If you choose this path, it requires the enterprise to not miss any new technology that may lead to change, and the core of ultimately succeeding lies in running through the closed loop of technological change, application iteration, and commercial landing.
If we view Baidu from this perspective, we may gain new insights.
Search represents Baidu's old business and is the "foundation." The large model represents the future and the "explosive power" for the next 10 to 20 years. The data growth in Q3 indicates that if this future prospect is clear enough, the explosive power is sufficient, and there can always be phased results, then the large model business can consolidate the foundation of search.
Conversely, the search business, nourished by large model technology, can also continuously provide funding, data, and technical support for the iteration of the large model business.
At this point, the new and old businesses are seamlessly integrated and mutually reinforce each other.
Mutual feeding and promotion of growth between new and old businesses is the ideal business model for "hard technology" enterprises. However, the market valuation logic has not yet fully shifted, and future growth potential may not be fully reflected in corporate valuations.

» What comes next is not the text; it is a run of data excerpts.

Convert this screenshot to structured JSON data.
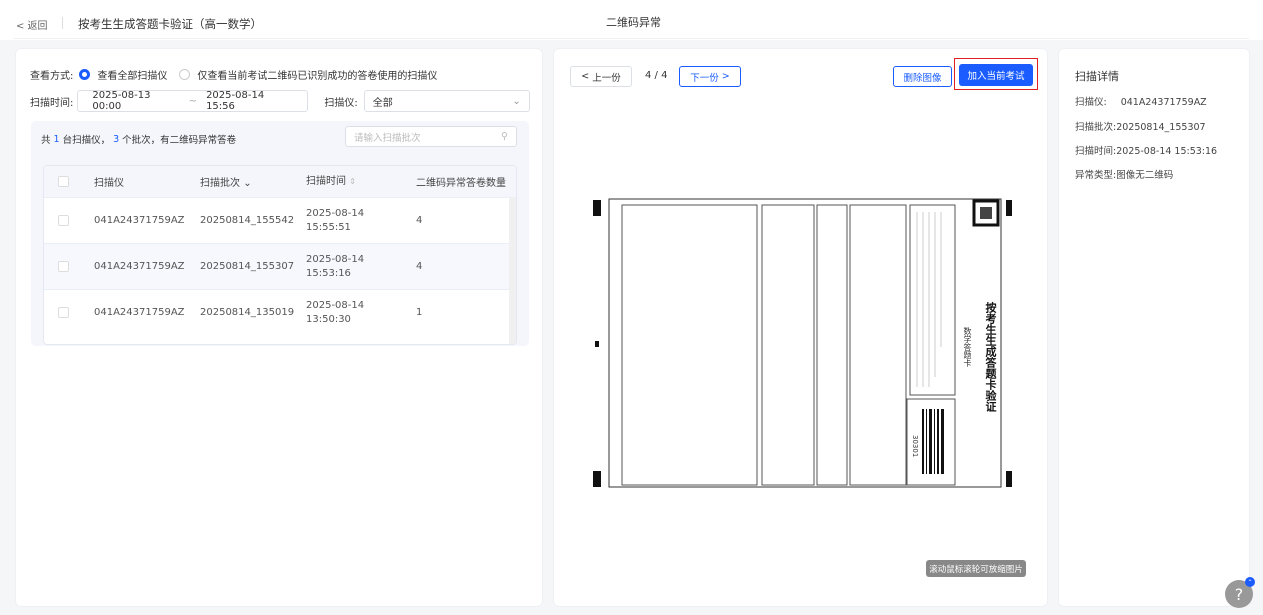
{
  "header": {
    "back_label": "< 返回",
    "page_title": "按考生生成答题卡验证（高一数学）",
    "center_title": "二维码异常"
  },
  "filters": {
    "view_mode_label": "查看方式:",
    "radio_all": "查看全部扫描仪",
    "radio_success": "仅查看当前考试二维码已识别成功的答卷使用的扫描仪",
    "time_label": "扫描时间:",
    "time_start": "2025-08-13 00:00",
    "time_sep": "~",
    "time_end": "2025-08-14 15:56",
    "scanner_label": "扫描仪:",
    "scanner_value": "全部"
  },
  "summary": {
    "p1": "共 ",
    "scanners": "1",
    "p2": " 台扫描仪， ",
    "batches": "3",
    "p3": " 个批次，有二维码异常答卷",
    "search_placeholder": "请输入扫描批次"
  },
  "table": {
    "headers": [
      "扫描仪",
      "扫描批次",
      "扫描时间",
      "二维码异常答卷数量"
    ],
    "rows": [
      {
        "scanner": "041A24371759AZ",
        "batch": "20250814_155542",
        "date": "2025-08-14",
        "time": "15:55:51",
        "count": "4"
      },
      {
        "scanner": "041A24371759AZ",
        "batch": "20250814_155307",
        "date": "2025-08-14",
        "time": "15:53:16",
        "count": "4"
      },
      {
        "scanner": "041A24371759AZ",
        "batch": "20250814_135019",
        "date": "2025-08-14",
        "time": "13:50:30",
        "count": "1"
      }
    ]
  },
  "viewer": {
    "prev": "上一份",
    "page": "4 / 4",
    "next": "下一份",
    "delete": "删除图像",
    "add": "加入当前考试",
    "tip": "滚动鼠标滚轮可放缩图片",
    "sheet": {
      "title": "按考生生成答题卡验证",
      "subtitle": "数学答题卡",
      "code": "30301"
    }
  },
  "details": {
    "title": "扫描详情",
    "items": [
      {
        "label": "扫描仪:",
        "value": "041A24371759AZ"
      },
      {
        "label": "扫描批次:",
        "value": "20250814_155307"
      },
      {
        "label": "扫描时间:",
        "value": "2025-08-14 15:53:16"
      },
      {
        "label": "异常类型:",
        "value": "图像无二维码"
      }
    ]
  },
  "help": "?",
  "colors": {
    "primary": "#1a5cff",
    "highlight": "#e02020"
  }
}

The transformation brought about by Baidu's AI strategy is not only a change in business and valuation logic but also a change in the iterative evolution of technology enterprises.
If I had to define Baidu's phased growth, I would say it is the "evolutionary power" brought by AI large models.
Especially in the past two years, many enterprises have been in a period of confusion, unsure how to explore new businesses or how to transform to adapt to the new environment.
I think it's a good idea to learn from Baidu at the right time.
As a successful case of transformation, Baidu's transformation is actually quite meaningful for the economic development and transformation of the entire society. In the future, I hope that more innovative Chinese enterprises can follow Baidu's path and find their own successful transformation and upgrading route.
Disclaimer: This article provides comments based on the company's statutory disclosure content and publicly available information, but the author does not guarantee the completeness or timeliness of this information. Additionally, the stock market is risky, and investors should be cautious. This article does not constitute investment advice, and investors must make their own judgments.